X
Tech

5 reasons why the Vista upgrade may be a slog

A few good reasons why enterprises aren't jumping on the Vista bandwagon until late 2007 to 2008: --Training costs: Upgrade Vista, Office and Exchange at once as Microsoft would like. Sure why not?
Written by Larry Dignan, Contributor

A few good reasons why enterprises aren't jumping on the Vista bandwagon until late 2007 to 2008:

--Training costs: Upgrade Vista, Office and Exchange at once as Microsoft would like. Sure why not? The rub: Few actually factor in the training costs involved with an upgrade, says Frank Fanzilli, the former CIO of Credit Suisse First Boston who now is an investor in startups. "The bigger thing that's left out of budgets is user training," says Fanzilli. "You have to factor in user distraction and lost productivity initially." The cure: Wait a while. Let your employees upgrade their home PCs to Vista. The benefits are clear: Your workers will figure Vista out on their own time and save you some money.

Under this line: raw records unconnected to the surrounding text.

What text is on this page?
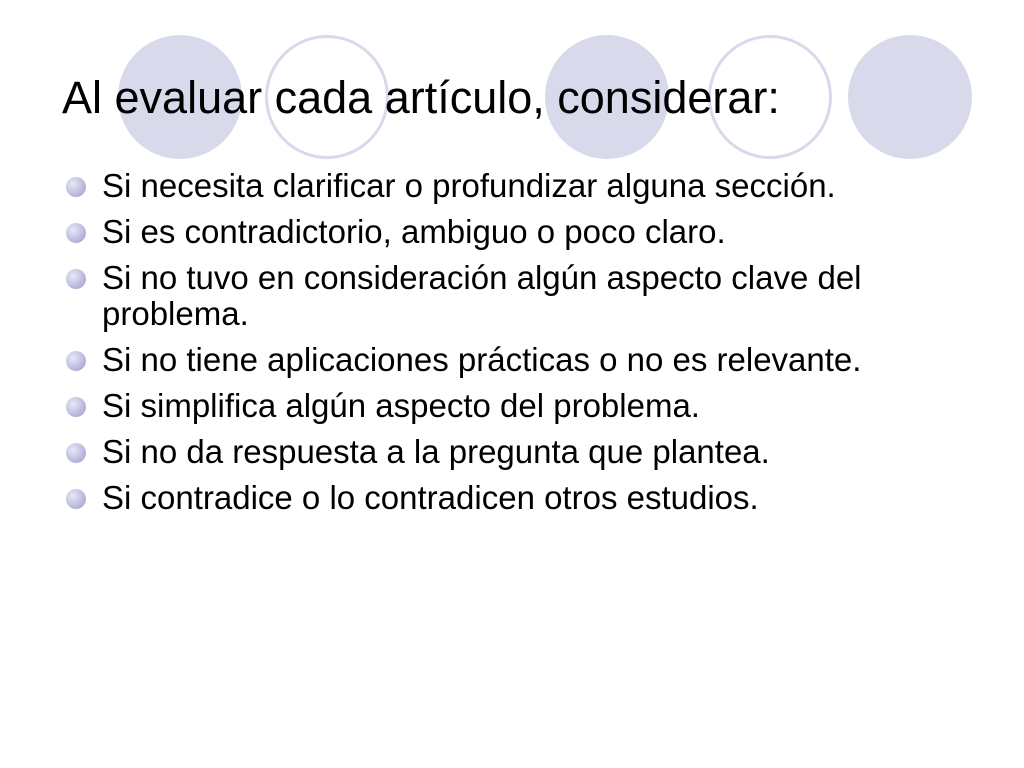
Al evaluar cada artículo, considerar:
Si necesita clarificar o profundizar alguna sección.
Si es contradictorio, ambiguo o poco claro.
Si no tuvo en consideración algún aspecto clave del problema.
Si no tiene aplicaciones prácticas o no es relevante.
Si simplifica algún aspecto del problema.
Si no da respuesta a la pregunta que plantea.
Si contradice o lo contradicen otros estudios.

--Hardware investment needed: A Merrill Lynch survey of 100 CIOs found that 41 percent say that Vista will require higher hardware requirements. These CIOs on average expect Vista to need 1.2 GB of dynamic random access memory compared to a pre-Vista configuration of 703 MB. Hard disk requirements are expected to jump to 128 GB from 80 GB today. Merrill's survey found 44 percent of CIOs would upgrade PC hardware along with Vista.

[poll id=23] 

--ROI is still sketchy: Although Microsoft is pitching productivity gains, actual test cases don't exist yet. Early adopters--also known as guinea pigs--have to share their experiences and have that knowledge filter through to their peers before CIOs jump in. Merrill Lynch's survey found that only 17 percent of CIOs plan to upgrade to Vista in the first year.

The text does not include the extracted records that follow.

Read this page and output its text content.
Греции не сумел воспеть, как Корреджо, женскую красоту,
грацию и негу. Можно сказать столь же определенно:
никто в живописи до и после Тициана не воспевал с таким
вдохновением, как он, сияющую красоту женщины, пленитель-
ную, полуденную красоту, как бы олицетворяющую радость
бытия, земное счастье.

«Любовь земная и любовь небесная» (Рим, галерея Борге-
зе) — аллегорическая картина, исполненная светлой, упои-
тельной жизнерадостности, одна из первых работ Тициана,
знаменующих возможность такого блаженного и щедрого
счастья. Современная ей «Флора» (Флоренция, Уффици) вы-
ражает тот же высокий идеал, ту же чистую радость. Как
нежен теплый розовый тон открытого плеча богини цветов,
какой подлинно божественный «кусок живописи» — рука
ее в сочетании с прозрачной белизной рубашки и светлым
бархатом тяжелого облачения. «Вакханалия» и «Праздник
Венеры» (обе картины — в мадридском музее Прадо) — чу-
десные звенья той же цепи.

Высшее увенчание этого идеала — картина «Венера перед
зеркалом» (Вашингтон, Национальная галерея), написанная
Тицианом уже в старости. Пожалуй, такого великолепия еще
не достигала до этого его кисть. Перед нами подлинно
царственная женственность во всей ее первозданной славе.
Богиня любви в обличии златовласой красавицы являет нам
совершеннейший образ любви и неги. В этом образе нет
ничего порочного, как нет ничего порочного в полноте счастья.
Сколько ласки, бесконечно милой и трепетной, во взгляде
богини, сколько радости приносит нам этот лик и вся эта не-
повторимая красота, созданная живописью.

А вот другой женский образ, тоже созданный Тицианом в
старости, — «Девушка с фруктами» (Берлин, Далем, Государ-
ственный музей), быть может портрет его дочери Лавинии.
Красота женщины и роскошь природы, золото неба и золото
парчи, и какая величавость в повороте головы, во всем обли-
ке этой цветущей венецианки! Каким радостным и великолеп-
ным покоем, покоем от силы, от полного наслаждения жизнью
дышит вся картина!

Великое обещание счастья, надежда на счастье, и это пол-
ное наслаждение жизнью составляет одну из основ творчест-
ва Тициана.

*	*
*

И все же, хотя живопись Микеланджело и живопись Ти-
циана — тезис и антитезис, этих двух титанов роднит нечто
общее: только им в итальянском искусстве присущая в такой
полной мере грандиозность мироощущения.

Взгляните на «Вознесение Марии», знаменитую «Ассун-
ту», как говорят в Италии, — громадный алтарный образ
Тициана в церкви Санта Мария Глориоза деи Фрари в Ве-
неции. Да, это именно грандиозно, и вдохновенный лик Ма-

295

--CIOs are in no rush. According to Merrill Lynch's survey, 47 percent plan an upgrade in 12 to 18 months with 25 percent targeting a move to Vista in 18 to 24 months. Meanwhile, 2007 IT budget increases are expected to be 3.6 percent. Given how technology budgets fluctuate quarterly those aforementioned Vista timelines may move.

--Microsoft hasn't given a definitive date on Service Pack 1. To the enterprise a service pack from Microsoft is the equivalent of screaming: "Folks, start your upgrade!" Without a firm date, or even ballpark date, many CIOs will hang back and let the bugs work themselves out.